E’ sempre più vivo il dibattito sulle possibili candidature ai collegi di due tra le maggiori Autorità indipendenti: Agcom e Garante privacy. Confesso di aver avuto una contrastante reazione: da un lato, l’apprezzamento per il fatto di avere qualche anticipazione in merito alla futura composizione di entrambi i collegi, dall’altro, la delusione nel dover constatare che il cittadino, cioè colui che dovrebbe essere maggiormente garantito da queste Autorità, rimanga sempre all’oscuro sia dello svolgimento dei processi decisionali di nomina sia dei criteri di selezione dei candidati. Le nomine, resta chiaro, sono e rimangono prerogativa esclusiva del mondo politico-parlamentare, come previsto dalla legge, ma perché in Italia non è possibile un confronto leale, aperto, schietto, partecipato?
Cosa ne pensa, ad esempio, il potenziale candidato/i di sottoporsi ad un dibattito pubblico? Si è disposti a manifestare apertamente il proprio punto di vista sui temi di riferimento? Ad un confronto con altri potenziali candidati, per dar corso ad una sorta di “primarie”, in cui spiegare quali sarebbero le linee guida per il periodo di carica, i rapporti tra impresa e pubblica amministrazione, tra mondo politico ed Autorità, rendere manifesto il requisito della “indipendenza”, non solo intesa come assenza di subordinazione da altri poteri ma anche come capacità di giudizio libera da condizionamenti o preconcetti. Perché non spezzare in modo definitivo, ad esempio, l’atavica sostanziale incomunicabilità tra mondo imprenditoriale ed apparati dello Stato.

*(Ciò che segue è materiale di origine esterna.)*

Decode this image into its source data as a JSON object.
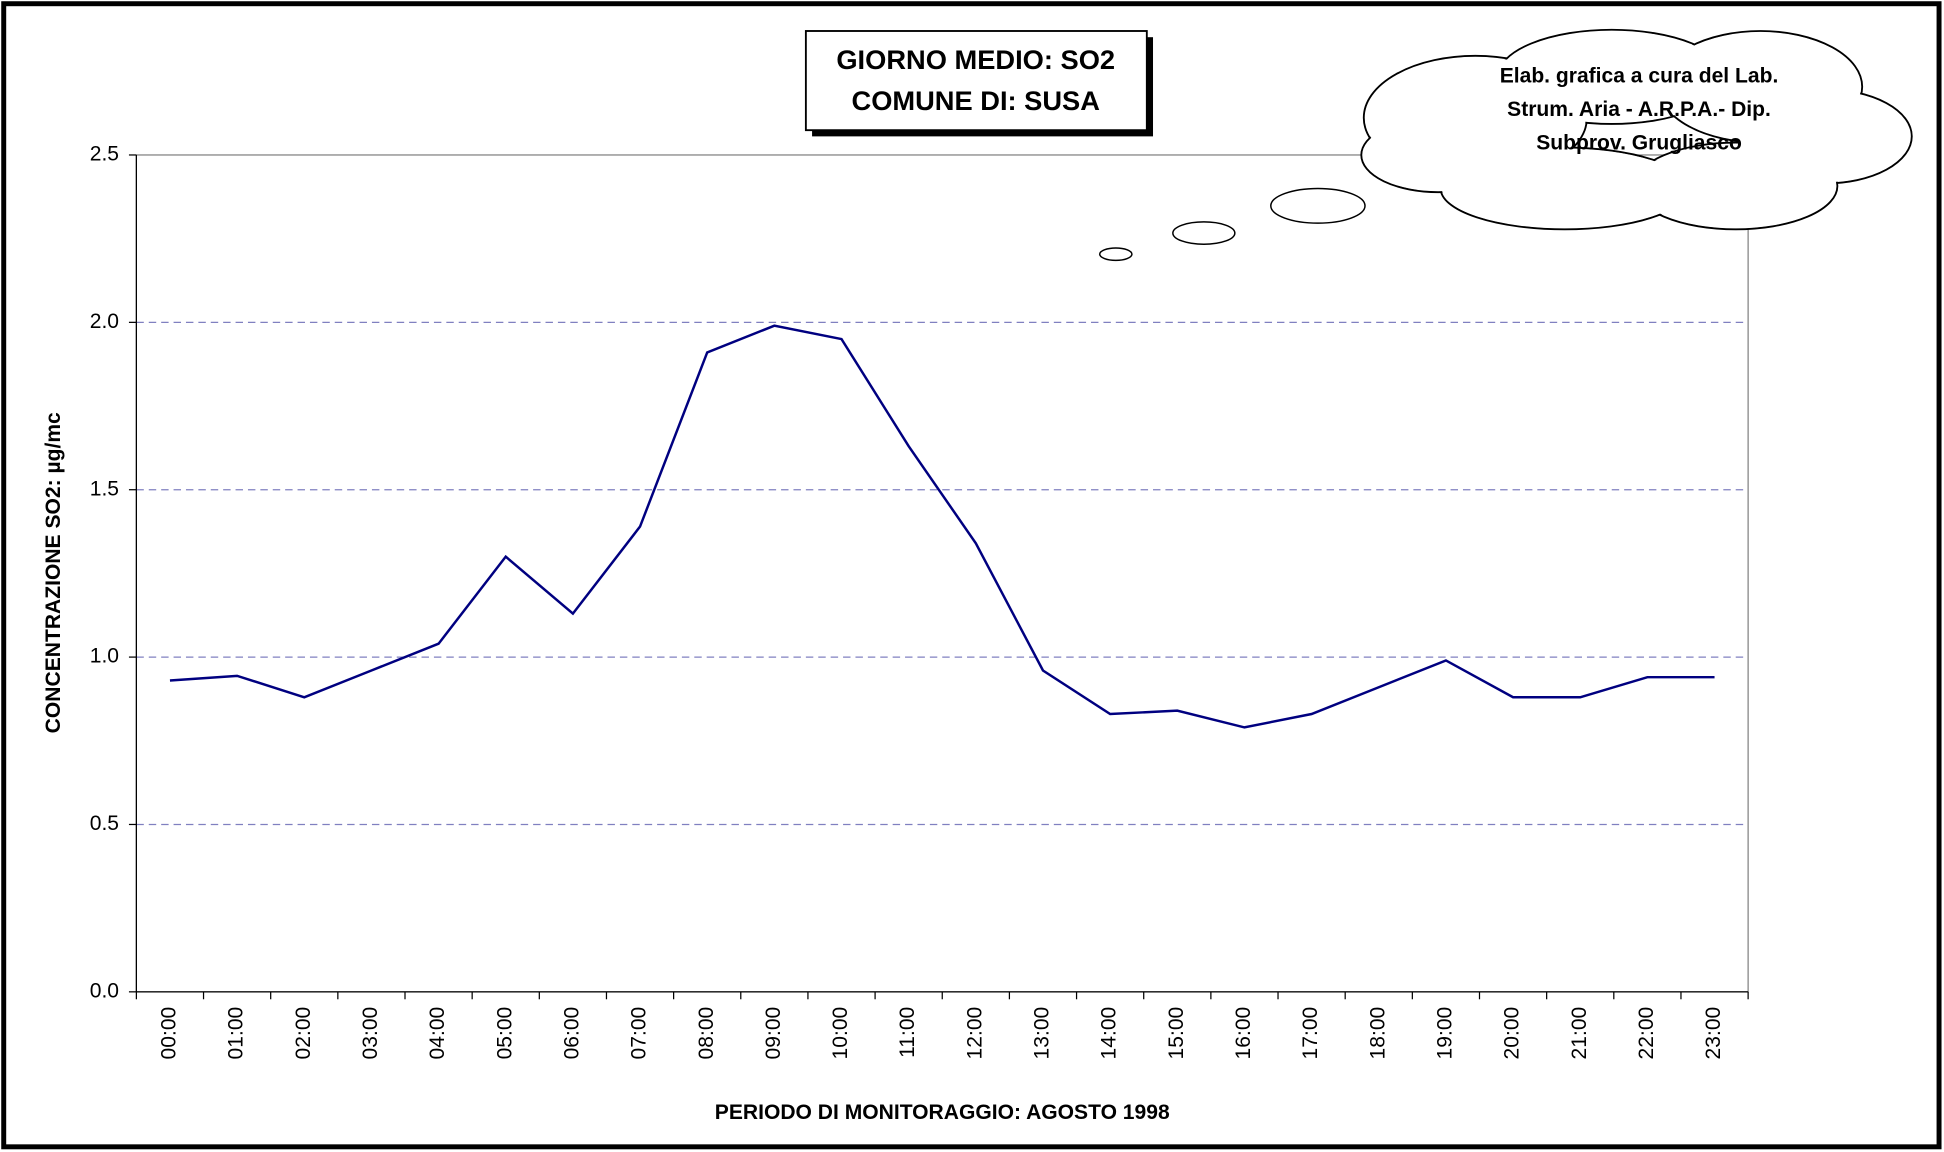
{
  "chart_data": {
    "type": "line",
    "title": "GIORNO MEDIO: SO2",
    "subtitle": "COMUNE DI: SUSA",
    "annotation": [
      "Elab. grafica a cura del Lab.",
      "Strum. Aria - A.R.P.A.- Dip.",
      "Subprov. Grugliasco"
    ],
    "x_label": "PERIODO DI MONITORAGGIO: AGOSTO 1998",
    "y_label": "CONCENTRAZIONE SO2: µg/mc",
    "categories": [
      "00:00",
      "01:00",
      "02:00",
      "03:00",
      "04:00",
      "05:00",
      "06:00",
      "07:00",
      "08:00",
      "09:00",
      "10:00",
      "11:00",
      "12:00",
      "13:00",
      "14:00",
      "15:00",
      "16:00",
      "17:00",
      "18:00",
      "19:00",
      "20:00",
      "21:00",
      "22:00",
      "23:00"
    ],
    "series": [
      {
        "color": "#000080",
        "values": [
          0.93,
          0.944,
          0.88,
          0.96,
          1.04,
          1.3,
          1.13,
          1.39,
          1.91,
          1.99,
          1.95,
          1.63,
          1.34,
          0.96,
          0.83,
          0.84,
          0.79,
          0.83,
          0.91,
          0.99,
          0.88,
          0.88,
          0.94,
          0.94
        ]
      }
    ],
    "ylim": [
      0,
      2.5
    ],
    "yticks": [
      {
        "value": 0,
        "label": "0.0"
      },
      0.5,
      {
        "value": 1,
        "label": "1.0"
      },
      1.5,
      {
        "value": 2,
        "label": "2.0"
      },
      2.5
    ],
    "grid": true
  }
}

Il virus dell’antipolitica attecchisce soprattutto laddove la spartizione occulta ed opportunista dei poteri si sostituisce con arroganza alla trasparente ed autonoma rappresentatività democratica. L’attuale situazione di patologia del sistema, che riduce la vitalità democratica effettiva e percepita nel Paese, incide negativamente sul rapporto fiduciario tra elettori ed eletti, e tra cittadini e pubblica amministrazione. A tutto danno sia di chi gestisce la cosa pubblica sia del singolo individuo, determinando l’incrostazione di percezioni di estraneità, connotate da posizioni di reciproco sospetto e chiusura. Del resto la scelta del legislatore di prevedere che l’Autorità abbia una struttura collegiale e non monocratica, evitando possibili degenerazioni verso forme decisionali carenti di una sana dialettica interna, portatrice dei vari interessi in gioco, è conferma che il confronto di idee è necessario. Perché non renderlo palese fin da ora?
So che quanto propongo possa sembrare utopistico, se non addirittura dare adito ad interpretazioni “dietrologiche”, ma proprio questo è ciò che più duole al mio personale senso dello Stato.